I stayed at home this summer. Our babysitter/cleaning lady retired a little before the summer started and I tried to take over for her. Why, I asked myself, should someone not even related to us take care of my sister and my house when I am right there anyway? So, I decided I would try to replace her as well as I could.
Instead of going to camp? Boring, some might say. But I relished every bit of it. I held my baby sister as often as I could. I kissed her and hugged her and threw her up in the air. She became so close to me over the summer that she sometimes even went to me over my mother. I place a lot of emphasis on the ‘sometimes’ part though.
I learned that a person’s attitude really affects their experience. If my parents had forced me to babysit and tidy the house, I could imagine that I would have been extremely resentful. Some of my thoughts would have been: Am I just a cleaning lady to them? Can they really do this to me? But I want to have some fun, I don’t want to waste my summer! My time is valuable, don’t they realize that?
Instead, I realized that cleaning is not so bad, although it is a lot of work. I didn’t do nearly as much as our cleaning lady did, so she must really be amazing. I finally got to step into her shoes and feel how she probably felt sometimes. If only I had done so earlier, then I would have been able to empathize with her. Now I appreciate her so much more!
After 8 weeks, Karina came for her interview to work in our home – to clean the house and watch the kids when my parents aren’t around. I felt hurt at first, wondering, was I doing such a bad job that my parents needed to replace me? But then I remembered that my parents really did need her.
Because I wouldn’t be around soon. Really soon. Like, in a week soon. A wave of emotions crashed over me and I was left feeling shaken. But then I stood up straight, squaring my shoulders. I will be fine, I reassured myself, and worrying about it is pointless anyway. Right now, all I need to think about is packing, I told myself matter of factly. I had only one week left to finish packing up everything I would need for my first year of high school.
I am going to a high school in NY because there aren’t any high schools in my city that are right for me. Plus, I have two good friends from my home town who are going with me. We will be staying at the school’s dorm together, and I have a lot of family in NY so it’s almost impossible for it not to be alright. Right? Feelings of doubt and apprehensiveness crept into my mind, until they disappeared with a voice reminding me they were useless. I went to my room and started to pack.
Somehow, by the end of the week, everything was ready to go. I said my goodbyes to my siblings and my father drove me, my mother, and my baby sister to the airport. Inside, my mother reminded me to try to pay attention, because there will be times when I will need to travel alone. I couldn’t imagine myself traveling alone, but I tried to pay extra attention to the way we were navigating the airport. When we arrived, my aunt drove us to my grandparents’ house.
During the week my mother was with me in NY. We went shopping, got lost in the subway, visited relatives, and more. Whenever someone heard the name of the high school I was going to, they told me they only heard good things about it. That made me feel good about it.

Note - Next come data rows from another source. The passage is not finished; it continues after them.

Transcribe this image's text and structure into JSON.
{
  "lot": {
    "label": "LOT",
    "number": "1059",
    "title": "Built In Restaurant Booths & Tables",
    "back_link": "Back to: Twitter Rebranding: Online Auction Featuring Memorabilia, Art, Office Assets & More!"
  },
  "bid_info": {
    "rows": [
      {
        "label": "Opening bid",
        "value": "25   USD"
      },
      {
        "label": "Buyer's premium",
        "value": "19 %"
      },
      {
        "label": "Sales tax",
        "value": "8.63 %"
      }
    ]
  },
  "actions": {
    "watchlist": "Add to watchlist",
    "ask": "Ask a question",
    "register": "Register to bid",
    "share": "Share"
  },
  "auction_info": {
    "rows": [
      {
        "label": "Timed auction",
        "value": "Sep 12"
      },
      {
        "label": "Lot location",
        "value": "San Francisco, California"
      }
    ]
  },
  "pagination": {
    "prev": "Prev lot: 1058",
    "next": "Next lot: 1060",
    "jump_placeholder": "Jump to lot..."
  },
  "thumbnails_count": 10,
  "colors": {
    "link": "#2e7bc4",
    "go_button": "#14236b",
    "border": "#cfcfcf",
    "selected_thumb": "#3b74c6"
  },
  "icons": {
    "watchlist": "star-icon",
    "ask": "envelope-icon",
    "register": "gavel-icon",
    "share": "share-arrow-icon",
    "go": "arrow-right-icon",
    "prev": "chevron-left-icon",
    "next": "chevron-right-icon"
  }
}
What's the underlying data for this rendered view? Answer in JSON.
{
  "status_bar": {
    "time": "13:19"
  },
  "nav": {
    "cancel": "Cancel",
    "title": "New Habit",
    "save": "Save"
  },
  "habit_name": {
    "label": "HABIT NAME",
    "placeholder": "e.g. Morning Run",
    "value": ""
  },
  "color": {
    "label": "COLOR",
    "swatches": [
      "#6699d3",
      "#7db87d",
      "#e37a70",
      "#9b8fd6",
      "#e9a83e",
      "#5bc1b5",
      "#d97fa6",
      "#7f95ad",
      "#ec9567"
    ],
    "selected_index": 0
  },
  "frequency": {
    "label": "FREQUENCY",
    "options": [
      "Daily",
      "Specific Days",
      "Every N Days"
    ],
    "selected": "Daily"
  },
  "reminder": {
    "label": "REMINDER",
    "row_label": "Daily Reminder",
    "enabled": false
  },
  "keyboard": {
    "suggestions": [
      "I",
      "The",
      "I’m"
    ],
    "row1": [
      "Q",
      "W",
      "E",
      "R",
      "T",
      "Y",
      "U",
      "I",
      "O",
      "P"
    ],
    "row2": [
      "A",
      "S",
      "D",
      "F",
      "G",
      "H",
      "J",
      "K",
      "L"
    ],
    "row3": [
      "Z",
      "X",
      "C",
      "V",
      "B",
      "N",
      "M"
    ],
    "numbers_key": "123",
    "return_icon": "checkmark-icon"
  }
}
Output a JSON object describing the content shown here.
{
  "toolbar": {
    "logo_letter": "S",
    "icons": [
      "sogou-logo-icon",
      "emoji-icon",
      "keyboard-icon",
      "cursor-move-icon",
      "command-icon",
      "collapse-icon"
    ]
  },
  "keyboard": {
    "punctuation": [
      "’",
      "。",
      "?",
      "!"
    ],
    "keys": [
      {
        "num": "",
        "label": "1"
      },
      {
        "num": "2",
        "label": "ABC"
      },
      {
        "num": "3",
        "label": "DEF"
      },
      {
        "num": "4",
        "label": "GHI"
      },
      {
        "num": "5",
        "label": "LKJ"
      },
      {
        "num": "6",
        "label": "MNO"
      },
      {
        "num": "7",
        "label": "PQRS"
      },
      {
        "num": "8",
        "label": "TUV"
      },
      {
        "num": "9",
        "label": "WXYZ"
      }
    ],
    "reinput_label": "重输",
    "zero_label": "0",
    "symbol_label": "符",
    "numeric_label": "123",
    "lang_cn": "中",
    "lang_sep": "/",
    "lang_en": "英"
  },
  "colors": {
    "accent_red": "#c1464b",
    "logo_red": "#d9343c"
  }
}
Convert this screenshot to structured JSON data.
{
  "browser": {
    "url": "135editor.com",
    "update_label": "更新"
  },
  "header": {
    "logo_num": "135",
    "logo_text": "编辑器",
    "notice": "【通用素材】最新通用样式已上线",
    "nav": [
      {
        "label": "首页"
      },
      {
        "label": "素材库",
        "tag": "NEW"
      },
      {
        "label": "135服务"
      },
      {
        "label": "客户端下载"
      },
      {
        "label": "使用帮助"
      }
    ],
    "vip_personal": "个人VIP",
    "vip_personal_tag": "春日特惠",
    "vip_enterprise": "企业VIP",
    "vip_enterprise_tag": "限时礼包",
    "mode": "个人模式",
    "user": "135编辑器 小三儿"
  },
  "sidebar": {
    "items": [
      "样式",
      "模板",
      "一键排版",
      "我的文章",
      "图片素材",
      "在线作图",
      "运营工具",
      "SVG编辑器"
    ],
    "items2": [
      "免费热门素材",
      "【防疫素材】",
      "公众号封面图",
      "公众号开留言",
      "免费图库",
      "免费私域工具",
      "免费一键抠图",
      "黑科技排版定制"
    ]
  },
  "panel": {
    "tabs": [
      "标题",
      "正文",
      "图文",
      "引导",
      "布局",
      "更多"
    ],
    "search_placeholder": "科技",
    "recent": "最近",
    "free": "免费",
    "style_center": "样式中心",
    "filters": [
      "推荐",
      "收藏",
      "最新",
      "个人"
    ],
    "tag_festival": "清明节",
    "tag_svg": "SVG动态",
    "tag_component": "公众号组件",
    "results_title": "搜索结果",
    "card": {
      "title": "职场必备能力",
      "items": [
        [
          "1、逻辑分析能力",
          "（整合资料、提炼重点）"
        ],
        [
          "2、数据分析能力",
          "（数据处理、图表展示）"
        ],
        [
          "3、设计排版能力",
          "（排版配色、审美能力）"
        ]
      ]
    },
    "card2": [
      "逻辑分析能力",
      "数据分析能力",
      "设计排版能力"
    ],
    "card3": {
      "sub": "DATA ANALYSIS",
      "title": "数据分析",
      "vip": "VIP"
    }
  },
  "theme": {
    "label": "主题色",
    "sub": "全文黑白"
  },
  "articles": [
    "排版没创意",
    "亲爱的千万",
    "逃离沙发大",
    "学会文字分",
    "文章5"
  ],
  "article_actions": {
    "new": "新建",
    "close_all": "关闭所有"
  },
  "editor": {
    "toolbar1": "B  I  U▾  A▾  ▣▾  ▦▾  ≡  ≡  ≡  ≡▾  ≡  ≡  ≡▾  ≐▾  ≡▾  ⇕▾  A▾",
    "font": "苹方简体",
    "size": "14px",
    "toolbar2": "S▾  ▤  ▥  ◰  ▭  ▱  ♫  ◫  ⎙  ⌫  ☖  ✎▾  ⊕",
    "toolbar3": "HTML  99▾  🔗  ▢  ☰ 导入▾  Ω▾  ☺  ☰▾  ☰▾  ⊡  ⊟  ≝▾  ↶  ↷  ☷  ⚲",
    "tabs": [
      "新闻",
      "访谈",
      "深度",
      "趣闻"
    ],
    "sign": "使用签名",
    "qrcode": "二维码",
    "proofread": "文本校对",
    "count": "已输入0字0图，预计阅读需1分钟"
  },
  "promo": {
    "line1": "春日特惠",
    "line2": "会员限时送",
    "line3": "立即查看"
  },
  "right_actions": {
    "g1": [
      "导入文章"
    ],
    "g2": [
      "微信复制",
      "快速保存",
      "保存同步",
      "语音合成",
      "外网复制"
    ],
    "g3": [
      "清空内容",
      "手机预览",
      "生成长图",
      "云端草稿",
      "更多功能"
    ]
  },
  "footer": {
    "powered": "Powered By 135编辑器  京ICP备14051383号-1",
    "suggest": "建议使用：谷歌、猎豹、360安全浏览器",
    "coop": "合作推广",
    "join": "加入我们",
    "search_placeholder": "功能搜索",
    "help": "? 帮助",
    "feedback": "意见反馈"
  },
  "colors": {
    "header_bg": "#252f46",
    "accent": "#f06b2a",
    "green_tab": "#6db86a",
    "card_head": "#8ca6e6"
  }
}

One of the days, we went shopping in Boro Park. A pizza store was our lunch location, but we visited an ice cream store first, to… um… prep our appetites because it was scorching hot outside. On the wall, I noticed a poster that said Tracht Gut, Vet Zain Gut.”Think good, and it will be good.” I didn’t pay it much attention, since most of my attention was directed to my baby sister, who was trying to drink my mother’s milkshake and blowing bubbles through the straw. Later that evening, I found myself in an ice cream store yet again, sitting with Nechama Laber. She asked me how I felt about high school. I replied that I am both excited and nervous. Then she reassured me with,”Tracht gut vet zain gut, if you think good, it will be good.” My mother suddenly recalled the sign in the ice cream store we saw earlier that day. She relayed the story to Nechama and said something along the lines of: “What hashgacha protis! It must be a message for Chaya!”
Nechama asked me if I could be a blogger for her website. That sounded hard and I was a little hesitant, but I pushed aside my doubts and cautiously replied, “I could try to.” Nechama explained to me that if someone commits to something they are more likely to do it. So I agreed to do it. She made it official by giving me a JGU t-shirt. On the way home, my mother told me I should start writing right away. So, that very night I started on my first blog entry.
My mother and sister left NY a few days later. When my mother walked me to my cousin’s house we said our goodbyes. She wished me all the best in high school and told me I could call her anytime. All sorts of emotions and thoughts swirled around in my head, but somehow I managed to tell her how grateful I was to her for coming to help me settle in NY. We would see each other in a month, so it was like I was just going to camp – except that it’s not going to be camp.
I am excited and look forward to sharing my journey throughout the school year with all of the JGU readers!
I love it! Can’t wait to read more! I wish you much hatzlacha in high school!
You are a terrific writer!
Thank you Evelyn! We are so happy to have your expert feedback!
Stay tuned as our writers begin to add more blogs…
You write so well!
Inspiring, thoughtful, honest… What a wonderful introduction to your story! I can’t wait to keep reading through your journey. Thank you for sharing!